Seputar Indonesia Timur – Menteri Sosial Tri Rismaharini diminta oleh Komisi Nasional Hak Asasi Manusia (Komnas HAM) untuk meminta maaf karena pernyataannya yang mengancam pegawainya dipindahkan ke Papua.
Pernyataan tersebut diucapkan Risma ketika memarahi seluruh pegawai Balai Rehabilitasi Sosial Penyandang Disabilitas Wyata Guna Bandung, pada Selasa (13/7/2021).
Komisioner Komnas HAM, Beka Ulung Hapsara mengatakan, sebaiknya Bu Risma meminta maaf.
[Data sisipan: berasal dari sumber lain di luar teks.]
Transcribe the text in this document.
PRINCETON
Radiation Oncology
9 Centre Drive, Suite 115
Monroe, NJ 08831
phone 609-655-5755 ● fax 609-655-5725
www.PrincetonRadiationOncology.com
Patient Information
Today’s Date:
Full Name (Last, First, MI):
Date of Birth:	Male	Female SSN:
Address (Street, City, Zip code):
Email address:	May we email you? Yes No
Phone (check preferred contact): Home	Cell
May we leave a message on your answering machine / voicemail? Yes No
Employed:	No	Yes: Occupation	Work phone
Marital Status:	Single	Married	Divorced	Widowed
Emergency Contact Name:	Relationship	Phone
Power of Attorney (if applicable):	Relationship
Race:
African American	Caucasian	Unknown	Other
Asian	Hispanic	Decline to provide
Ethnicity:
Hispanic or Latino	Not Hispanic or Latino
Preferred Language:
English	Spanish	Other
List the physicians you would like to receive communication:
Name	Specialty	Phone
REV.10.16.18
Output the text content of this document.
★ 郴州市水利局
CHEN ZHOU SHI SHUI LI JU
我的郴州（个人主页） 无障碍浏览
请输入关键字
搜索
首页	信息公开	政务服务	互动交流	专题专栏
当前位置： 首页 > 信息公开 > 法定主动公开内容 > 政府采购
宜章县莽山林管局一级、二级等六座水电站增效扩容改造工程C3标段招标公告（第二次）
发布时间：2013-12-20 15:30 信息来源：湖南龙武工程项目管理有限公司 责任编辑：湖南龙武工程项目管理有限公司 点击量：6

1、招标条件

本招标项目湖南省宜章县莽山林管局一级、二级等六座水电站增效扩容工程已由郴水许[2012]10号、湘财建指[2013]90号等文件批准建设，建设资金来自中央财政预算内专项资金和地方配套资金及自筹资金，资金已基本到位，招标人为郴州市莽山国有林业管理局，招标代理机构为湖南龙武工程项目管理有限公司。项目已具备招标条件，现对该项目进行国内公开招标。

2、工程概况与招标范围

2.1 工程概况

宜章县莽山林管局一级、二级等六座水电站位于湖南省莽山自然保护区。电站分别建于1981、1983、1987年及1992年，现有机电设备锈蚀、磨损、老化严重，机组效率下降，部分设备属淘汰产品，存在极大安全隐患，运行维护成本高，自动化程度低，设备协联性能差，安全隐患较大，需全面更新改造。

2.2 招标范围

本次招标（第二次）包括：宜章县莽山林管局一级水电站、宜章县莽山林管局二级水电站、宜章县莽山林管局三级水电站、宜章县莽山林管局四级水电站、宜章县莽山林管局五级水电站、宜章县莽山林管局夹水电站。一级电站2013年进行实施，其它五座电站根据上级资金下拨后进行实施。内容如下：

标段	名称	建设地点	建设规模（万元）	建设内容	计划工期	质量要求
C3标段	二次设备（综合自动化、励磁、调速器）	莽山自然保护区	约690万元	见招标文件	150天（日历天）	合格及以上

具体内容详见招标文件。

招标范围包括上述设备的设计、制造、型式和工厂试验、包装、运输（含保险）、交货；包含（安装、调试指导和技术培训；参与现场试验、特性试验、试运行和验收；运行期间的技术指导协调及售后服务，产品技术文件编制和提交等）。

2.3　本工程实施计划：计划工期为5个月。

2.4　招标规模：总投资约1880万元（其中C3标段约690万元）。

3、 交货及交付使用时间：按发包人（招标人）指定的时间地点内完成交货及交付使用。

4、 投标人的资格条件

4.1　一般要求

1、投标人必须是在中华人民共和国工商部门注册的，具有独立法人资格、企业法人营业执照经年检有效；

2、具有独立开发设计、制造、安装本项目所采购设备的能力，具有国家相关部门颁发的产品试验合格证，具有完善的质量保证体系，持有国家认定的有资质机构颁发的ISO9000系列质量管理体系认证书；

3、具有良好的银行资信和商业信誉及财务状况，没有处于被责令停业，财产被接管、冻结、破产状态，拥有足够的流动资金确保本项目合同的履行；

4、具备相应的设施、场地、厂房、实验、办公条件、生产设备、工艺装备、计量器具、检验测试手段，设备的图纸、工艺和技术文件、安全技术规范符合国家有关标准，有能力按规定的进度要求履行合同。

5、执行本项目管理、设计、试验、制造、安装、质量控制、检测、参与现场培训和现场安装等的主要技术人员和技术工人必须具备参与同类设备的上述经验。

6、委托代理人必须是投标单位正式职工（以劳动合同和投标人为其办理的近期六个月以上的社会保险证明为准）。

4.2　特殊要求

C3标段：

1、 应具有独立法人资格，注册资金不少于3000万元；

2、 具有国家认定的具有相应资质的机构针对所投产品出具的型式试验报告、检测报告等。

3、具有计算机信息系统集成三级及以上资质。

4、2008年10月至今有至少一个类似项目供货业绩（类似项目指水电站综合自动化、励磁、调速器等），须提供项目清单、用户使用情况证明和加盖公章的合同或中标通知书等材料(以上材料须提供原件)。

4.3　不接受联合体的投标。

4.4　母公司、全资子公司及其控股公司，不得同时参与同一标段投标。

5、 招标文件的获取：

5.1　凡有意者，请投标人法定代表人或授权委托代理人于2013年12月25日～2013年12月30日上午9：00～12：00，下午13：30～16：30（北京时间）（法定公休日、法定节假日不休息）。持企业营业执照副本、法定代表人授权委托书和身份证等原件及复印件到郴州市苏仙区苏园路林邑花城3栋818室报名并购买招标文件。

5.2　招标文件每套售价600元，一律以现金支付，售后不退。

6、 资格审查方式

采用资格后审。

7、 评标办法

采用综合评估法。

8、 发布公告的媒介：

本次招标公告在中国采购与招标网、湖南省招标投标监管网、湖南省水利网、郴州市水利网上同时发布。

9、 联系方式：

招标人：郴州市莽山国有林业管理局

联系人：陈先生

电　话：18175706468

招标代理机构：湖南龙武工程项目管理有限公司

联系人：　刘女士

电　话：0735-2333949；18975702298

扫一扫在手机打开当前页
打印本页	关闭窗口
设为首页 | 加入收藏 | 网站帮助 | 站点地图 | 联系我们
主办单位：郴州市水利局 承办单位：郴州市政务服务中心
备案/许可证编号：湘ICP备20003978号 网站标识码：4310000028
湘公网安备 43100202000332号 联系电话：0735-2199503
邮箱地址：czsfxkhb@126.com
Tidak hanya itu, Beka juga meminta Risma mengirimkan anak buah terbaiknya untuk bekerja di Papua, bukan malah sebaliknya. Hal ini perlu dilakukan untuk membantu dan melindungi harkat, martabat masyarakat Papua.
Menurut Beka, Papua merupakan daerah yang sederajat dengan daerah lain yang ada di Indonesia. Selain itu, tidak sepantasnya Papua menjadi tempat pembuangan atau penghukuman bagi orang yang dianggap tidak dapat bekerja dengan baik.
“Papua Bukanlah Tanah Kosong, Papua bukan tempat pembuangan dan penghukuman bagi mereka yang dianggap tidak bisa bekerja. Papua setara dan sederajat dengan daerah lain di Indonesia,” jelasnya.
Pernyataan Risma ini juga dapat mempertebal stigmatisasi terhadap Papua dan Masyarakat Papua.
Beka juga mengaku sangat kecewa dan menyangkan pernyataan dari Mensos Risma. Di mana pernyataan yang Risma ucapkan juga dinilai dapat memperumit berbagai dialog dan upaya penyelesaian secara menyeluruh terhadap persoalan Papua yang sampai saat ini masih terus diupayakan berbagai pihak.
“Apalagi kita sudah memiliki UU No 40/2008 tentang penghapusan diskriminasi ras dan etnis. Semua pejabat negara harus menghormati substansi UU tersebut,” tambahnya.

Seperti yang diketahui sebelumnya, kemarahan Risma meluap ketika melihat banyak pegawai dari Balai Disabilitas Wyata Guna Bandung yang bersantai di dalam kantor dan tidak ikut membantu operasional di dapur umum pada Selasa (13/7/2021).
Setelah itu, Risma mengumpulkan seluruh pegawai Balai Wyata Guna di lapangan, Risma meminta kepada para pegawai Balai Disabilitas Wyata Guna untuk peka dan membantu di dapur umum, tidak hanya berleha-leha di dalam kantor yang ber-AC.
Kemudian, Risma mengancam akan memindahkan seluruh PNS Kementerian Sosial yang menjadi pegawai Balai Disabilitas Wyata Guna ke Papua, apabila masih tidak mau membantu operasional dapur umum.
“Saya tidak mau lihat seperti ini lagi. Kalau seperti ini lagi, saya pindahkan semua ke Papua. Saya enggak bisa pecat orang kalau nggak ada salah, tapi saya bisa pindahkan ke Papua. Jadi tolong yang peka,” ujar Risma.